Devant un Michel Prost ému aux larmes, toute la gauche (mais pas seulement) s’est retrouvée lundi 15 décembre pour soutenir la MJC face aux attaques de la mairie que tous considèrent comme inadmissibles. Derrière cette affaire, il pourrait aussi y avoir un enjeu de société. Un appel à la mobilisation a été lancé, notamment à l’occasion du conseil municipal du samedi 20 décembre.
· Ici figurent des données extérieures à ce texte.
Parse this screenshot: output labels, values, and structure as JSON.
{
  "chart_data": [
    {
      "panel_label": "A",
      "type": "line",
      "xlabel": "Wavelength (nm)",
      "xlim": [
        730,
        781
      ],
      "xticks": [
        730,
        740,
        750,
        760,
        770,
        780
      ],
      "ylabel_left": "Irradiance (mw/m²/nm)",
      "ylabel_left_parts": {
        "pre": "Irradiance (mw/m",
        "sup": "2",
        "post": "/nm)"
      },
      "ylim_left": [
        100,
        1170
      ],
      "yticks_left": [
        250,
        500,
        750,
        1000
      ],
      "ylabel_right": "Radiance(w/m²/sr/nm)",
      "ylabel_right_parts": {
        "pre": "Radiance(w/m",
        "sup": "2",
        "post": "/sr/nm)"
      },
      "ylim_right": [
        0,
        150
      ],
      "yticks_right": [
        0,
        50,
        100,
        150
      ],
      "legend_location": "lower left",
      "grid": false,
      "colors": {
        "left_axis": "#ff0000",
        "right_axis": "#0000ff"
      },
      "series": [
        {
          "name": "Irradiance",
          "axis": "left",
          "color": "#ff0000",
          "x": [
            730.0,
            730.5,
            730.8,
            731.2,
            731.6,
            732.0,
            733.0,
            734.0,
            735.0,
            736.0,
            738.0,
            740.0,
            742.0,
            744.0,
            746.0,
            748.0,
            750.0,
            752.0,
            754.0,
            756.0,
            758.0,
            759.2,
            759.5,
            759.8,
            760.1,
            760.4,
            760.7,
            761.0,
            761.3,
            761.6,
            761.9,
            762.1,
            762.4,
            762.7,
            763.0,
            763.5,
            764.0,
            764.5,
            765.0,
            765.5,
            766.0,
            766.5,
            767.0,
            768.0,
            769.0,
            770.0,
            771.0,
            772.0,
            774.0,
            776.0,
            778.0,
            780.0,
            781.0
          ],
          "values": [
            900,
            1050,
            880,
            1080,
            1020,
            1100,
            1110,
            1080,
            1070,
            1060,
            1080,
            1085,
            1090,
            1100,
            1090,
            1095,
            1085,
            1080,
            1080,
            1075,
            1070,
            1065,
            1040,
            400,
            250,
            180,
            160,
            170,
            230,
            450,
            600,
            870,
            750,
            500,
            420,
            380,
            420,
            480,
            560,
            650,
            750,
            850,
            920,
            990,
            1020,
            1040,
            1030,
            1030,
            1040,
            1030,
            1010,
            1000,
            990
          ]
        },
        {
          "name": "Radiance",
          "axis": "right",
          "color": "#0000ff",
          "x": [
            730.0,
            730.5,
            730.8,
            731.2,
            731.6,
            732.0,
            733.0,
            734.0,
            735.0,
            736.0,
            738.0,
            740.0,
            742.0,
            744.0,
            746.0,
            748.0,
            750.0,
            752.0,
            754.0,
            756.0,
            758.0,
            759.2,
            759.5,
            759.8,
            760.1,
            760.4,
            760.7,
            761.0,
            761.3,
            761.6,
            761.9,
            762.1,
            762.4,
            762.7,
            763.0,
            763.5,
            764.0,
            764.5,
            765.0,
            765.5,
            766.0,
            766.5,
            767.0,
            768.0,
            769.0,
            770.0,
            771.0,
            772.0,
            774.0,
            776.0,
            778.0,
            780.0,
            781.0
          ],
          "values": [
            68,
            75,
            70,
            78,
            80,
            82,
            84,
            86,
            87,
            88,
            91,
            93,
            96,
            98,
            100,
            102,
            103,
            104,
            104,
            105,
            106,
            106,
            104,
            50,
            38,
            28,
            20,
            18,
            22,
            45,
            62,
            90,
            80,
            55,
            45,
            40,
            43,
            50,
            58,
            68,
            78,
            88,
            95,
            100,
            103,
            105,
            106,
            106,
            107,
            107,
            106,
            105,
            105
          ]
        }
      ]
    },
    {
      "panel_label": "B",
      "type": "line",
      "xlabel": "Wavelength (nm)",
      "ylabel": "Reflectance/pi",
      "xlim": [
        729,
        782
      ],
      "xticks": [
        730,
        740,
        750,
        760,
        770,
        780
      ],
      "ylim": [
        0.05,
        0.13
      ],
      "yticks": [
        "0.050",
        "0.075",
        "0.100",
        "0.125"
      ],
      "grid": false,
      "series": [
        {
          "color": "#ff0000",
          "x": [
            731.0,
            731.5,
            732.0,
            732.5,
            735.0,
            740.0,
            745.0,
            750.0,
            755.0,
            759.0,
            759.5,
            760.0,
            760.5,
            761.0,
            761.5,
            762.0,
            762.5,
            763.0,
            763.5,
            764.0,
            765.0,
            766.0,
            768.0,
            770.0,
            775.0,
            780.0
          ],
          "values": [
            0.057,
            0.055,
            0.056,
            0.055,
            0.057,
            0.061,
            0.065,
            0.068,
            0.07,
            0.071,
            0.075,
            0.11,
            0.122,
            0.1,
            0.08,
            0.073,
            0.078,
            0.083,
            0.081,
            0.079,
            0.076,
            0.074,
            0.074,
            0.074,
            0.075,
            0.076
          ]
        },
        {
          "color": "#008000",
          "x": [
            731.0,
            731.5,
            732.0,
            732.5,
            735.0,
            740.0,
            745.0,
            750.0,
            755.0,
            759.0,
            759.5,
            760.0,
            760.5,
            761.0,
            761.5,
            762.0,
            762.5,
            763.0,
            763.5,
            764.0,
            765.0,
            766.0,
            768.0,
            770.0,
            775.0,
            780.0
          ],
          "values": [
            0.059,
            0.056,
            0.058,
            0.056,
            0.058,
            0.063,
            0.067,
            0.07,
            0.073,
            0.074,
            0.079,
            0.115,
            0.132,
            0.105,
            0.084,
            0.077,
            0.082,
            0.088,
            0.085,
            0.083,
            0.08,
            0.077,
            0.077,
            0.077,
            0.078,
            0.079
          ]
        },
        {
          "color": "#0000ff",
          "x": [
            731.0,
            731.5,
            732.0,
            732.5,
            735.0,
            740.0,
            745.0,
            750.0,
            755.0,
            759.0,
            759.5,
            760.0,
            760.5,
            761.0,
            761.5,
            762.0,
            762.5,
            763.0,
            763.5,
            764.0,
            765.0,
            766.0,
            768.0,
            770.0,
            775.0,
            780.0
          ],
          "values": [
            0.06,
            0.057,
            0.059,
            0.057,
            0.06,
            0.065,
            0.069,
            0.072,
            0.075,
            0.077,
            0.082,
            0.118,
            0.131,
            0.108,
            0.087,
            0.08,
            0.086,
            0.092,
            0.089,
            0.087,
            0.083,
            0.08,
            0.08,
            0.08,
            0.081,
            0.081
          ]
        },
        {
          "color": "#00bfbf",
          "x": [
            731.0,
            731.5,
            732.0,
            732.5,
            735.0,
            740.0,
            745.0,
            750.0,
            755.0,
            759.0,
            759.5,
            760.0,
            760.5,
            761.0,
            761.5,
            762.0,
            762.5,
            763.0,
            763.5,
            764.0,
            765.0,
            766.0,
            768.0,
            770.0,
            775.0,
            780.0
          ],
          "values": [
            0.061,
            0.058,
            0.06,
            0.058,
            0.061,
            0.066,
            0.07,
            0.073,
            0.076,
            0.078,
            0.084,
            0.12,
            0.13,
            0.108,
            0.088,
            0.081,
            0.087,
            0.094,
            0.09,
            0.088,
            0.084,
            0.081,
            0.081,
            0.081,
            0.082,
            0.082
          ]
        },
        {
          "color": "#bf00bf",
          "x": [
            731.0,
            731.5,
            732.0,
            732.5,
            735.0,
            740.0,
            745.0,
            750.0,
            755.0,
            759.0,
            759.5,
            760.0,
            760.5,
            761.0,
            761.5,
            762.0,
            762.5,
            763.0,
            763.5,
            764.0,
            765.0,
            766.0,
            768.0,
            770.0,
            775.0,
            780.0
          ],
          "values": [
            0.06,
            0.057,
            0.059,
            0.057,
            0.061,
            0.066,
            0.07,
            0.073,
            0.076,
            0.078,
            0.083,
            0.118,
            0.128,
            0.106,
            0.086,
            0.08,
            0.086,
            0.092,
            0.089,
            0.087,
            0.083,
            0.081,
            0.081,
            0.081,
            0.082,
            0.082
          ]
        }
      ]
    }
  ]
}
Les participants à la réunion du 15 décembre ont décidé de distribuer des tracts tous les soirs à 18 heures sur le marché de Noël et de manifester le samedi 20 décembre, à partir de 9 h 45, devant la mairie où doit se réunir le conseil
Les participants à la réunion du 15 décembre ont décidé de distribuer des tracts tous les soirs à 18 heures sur le marché de Noël et de manifester le samedi 20 décembre, à partir de 9 h 45, devant la mairie où doit se réunir le conseil
Samedi 6 décembre à midi, Luc Chatel clôturait la séance du Conseil municipal en souhaitant de bonnes fêtes de fin d’année aux élus. Il considérait qu’ils ne seraient plus réunis avant le début de l’année 2009. Mais trois jours plus tard, on apprenait qu’il avait décidé de programmer une nouvelle séance pour le samedi 20 décembre.
Que s’était-il passé entre temps, qui nécessite de la part de la ville une prise de décision aussi urgente ?
Nous nous sommes alors pris à rêver...
Généralement, ce type de convocation inattendue, dans des délais courts, débouche sur une bonne nouvelle. C’est souvent parce qu’un dossier économique vient de se débloquer et qu’il faut prendre une décision rapide pour concrétiser définitivement le projet d’une entreprise. Et il y a de l’emploi à la clef...
Malheureusement, on en était loin. Nous avons appris cette semaine l’objet principal de la réunion précipitée : la ville veut dénoncer le contrat qui la lie à la fédération des MJC. Elle ne veut plus payer le salaire et les frais liés au poste de directeur. Et elle le fait avant le 31 décembre 2008 pour pouvoir être débarrassée de la charge au 1er janvier 2010.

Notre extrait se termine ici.